Podczas pierwszego spotkania z prezydentem Xi Jinpingiem, prezydent Joe Biden sprzeciwił się "coraz bardziej agresywnym działaniom” Chin wobec Tajwanu i wyraził obawy dotyczące przestrzegania praw człowieka.

Publikacja: 14.11.2022 15:48

Prezydenci Chin i USA, Xi Jinping i Joe Biden

Prezydenci Chin i USA, Xi Jinping i Joe Biden

Foto: AFP

amk

Trzygodzinna rozmowa prezydentów Chin i USA odbyła się na indonezyjskiej wyspie Bali, gdzie rozpoczyna się szczyt G20.

Xi i Biden powitali się uściskiem dłoni.

Czytaj więcej

Blinken: Plan aneksji Tajwanu postępuje "znacznie szybciej" pod rządami Xi

- Jako przywódcy naszych dwóch narodów jesteśmy współodpowiedzialni za pokazanie, że Chiny i Stany Zjednoczone mogą radzić sobie z  różnicami między sobą i zapobiegać sytuacji, w których konkurencja przeradzać się w konflikt oraz  znajdować sposoby na współdziałanie w pilnych kwestiach globalnych – powiedział Biden, otwierając spotkanie.

Zauważył, że świat oczekuje od Stanów Zjednoczonych i Chin, że odegrają kluczową rolę w rozwiązywaniu globalnych wyzwań, od zmian klimatycznych po brak bezpieczeństwa żywnościowego.

Czytaj więcej

Pelosi zapewnia: Nie chciałam zmieniać status quo ws. Tajwanu

Podczas trzygodzinnych rozmów, jak wynika z komunikatu Białego Domu, Biden poruszył kilka drażliwych tematów, w tym "coraz bardziej agresywnych działań Chin wobec Tajwanu”, „nierynkowych praktyk gospodarczych” Pekinu i łamania praw człowieka, głównie w tybecie, Hongkongu i Xinjiang, gdzie prześladowani są muzułmanie.

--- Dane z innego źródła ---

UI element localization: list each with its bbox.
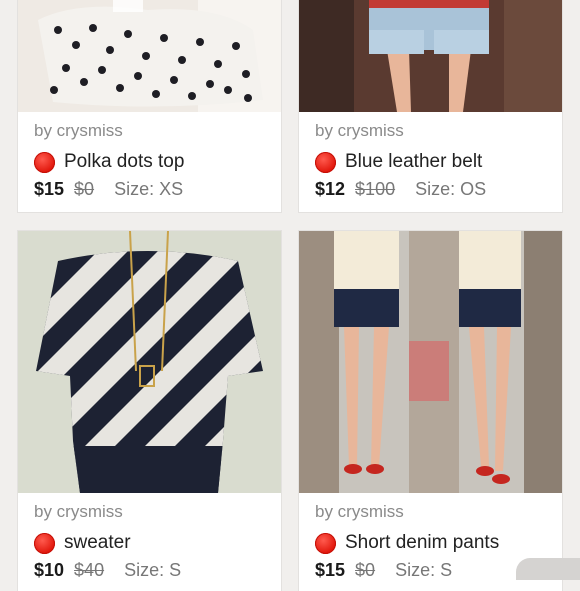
price: $12	[315, 179, 346, 199]
price-row: $15 $0 Size: XS	[34, 179, 273, 200]
listing-photo[interactable]	[18, 0, 281, 112]
price: $15	[34, 179, 65, 199]
size-label: Size: OS	[415, 179, 487, 199]
listing-title[interactable]: Short denim pants	[345, 532, 499, 554]
price: $10	[34, 560, 65, 580]
listing-title[interactable]: sweater	[64, 532, 131, 554]
original-price: $0	[355, 560, 376, 580]
listing-card[interactable]: by crysmiss Short denim pants $15 $0 Siz…	[299, 231, 562, 591]
size-label: Size: XS	[114, 179, 184, 199]
size-label: Size: S	[395, 560, 453, 580]
seller-name[interactable]: by crysmiss	[34, 502, 273, 522]
title-row: sweater	[34, 532, 273, 554]
listing-photo[interactable]	[299, 231, 562, 493]
listing-card[interactable]: by crysmiss Blue leather belt $12 $100 S…	[299, 0, 562, 212]
listing-title[interactable]: Blue leather belt	[345, 151, 482, 173]
red-dot-icon	[315, 151, 336, 173]
listing-photo[interactable]	[299, 0, 562, 112]
listing-meta: by crysmiss Blue leather belt $12 $100 S…	[315, 121, 554, 200]
price-row: $12 $100 Size: OS	[315, 179, 554, 200]
listing-meta: by crysmiss sweater $10 $40 Size: S	[34, 502, 273, 581]
red-dot-icon	[34, 151, 55, 173]
price: $15	[315, 560, 346, 580]
listing-card[interactable]: by crysmiss Polka dots top $15 $0 Size: …	[18, 0, 281, 212]
scroll-indicator	[516, 558, 580, 580]
title-row: Short denim pants	[315, 532, 554, 554]
seller-name[interactable]: by crysmiss	[315, 121, 554, 141]
listing-meta: by crysmiss Polka dots top $15 $0 Size: …	[34, 121, 273, 200]
listing-photo[interactable]	[18, 231, 281, 493]
original-price: $40	[74, 560, 105, 580]
original-price: $100	[355, 179, 396, 199]
title-row: Polka dots top	[34, 151, 273, 173]
title-row: Blue leather belt	[315, 151, 554, 173]
red-dot-icon	[34, 532, 55, 554]
listing-card[interactable]: by crysmiss sweater $10 $40 Size: S	[18, 231, 281, 591]
size-label: Size: S	[124, 560, 182, 580]
seller-name[interactable]: by crysmiss	[315, 502, 554, 522]
listing-title[interactable]: Polka dots top	[64, 151, 184, 173]
seller-name[interactable]: by crysmiss	[34, 121, 273, 141]
red-dot-icon	[315, 532, 336, 554]
price-row: $10 $40 Size: S	[34, 560, 273, 581]
original-price: $0	[74, 179, 95, 199]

Poruszył także kwestię obywateli USA, których uważa za "niesłusznie zatrzymanych" lub objętych zakazem opuszczenia Chin.

Odpowiadając Bidenowi, Xi powiedział, że stosunki między i Chinami i USA "nie spełniają globalnych oczekiwań".

- Musimy więc wytyczyć właściwy kurs dla relacji Chiny-USA. Musimy znaleźć właściwy kierunek rozwoju stosunków dwustronnych i podnieść ich poziom - powiedział prezydent Chin.

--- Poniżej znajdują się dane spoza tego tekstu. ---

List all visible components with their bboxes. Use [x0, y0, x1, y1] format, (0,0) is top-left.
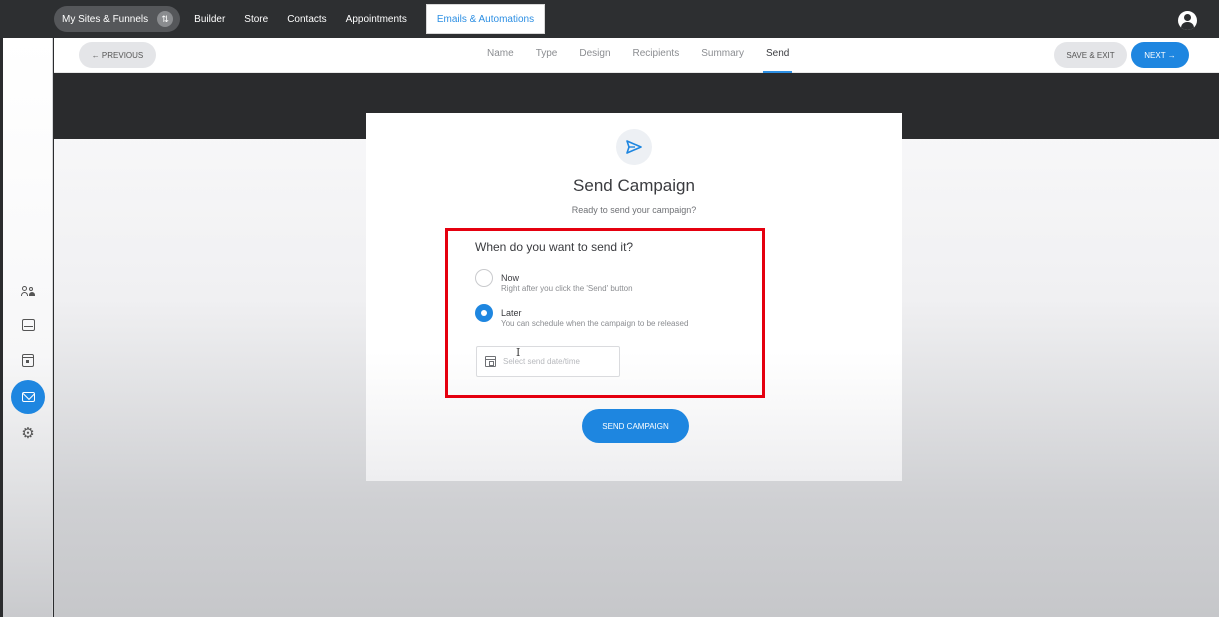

Według relacji chińskich mediów ze spotkania, Xi stanowczo postawił sprawę Tajwanu.

Prezydent miał powiedzieć, że kwestia Tajwanu znajduje się w samym centrum fundamentalnych interesów Chin i jest pierwszą czerwoną linią, której nie wolno przekraczać w stosunkach Chiny-USA.

Tajwan stał się jedną z najbardziej spornych kwestii między Waszyngtonem a Pekinem. Wielokrotnie podczas swojej prezydentury Biden mówił, że USA będą bronić wyspy. Na Bali powtórzył, że polityka Stanów wobec Tajwanu się nie zmieniła.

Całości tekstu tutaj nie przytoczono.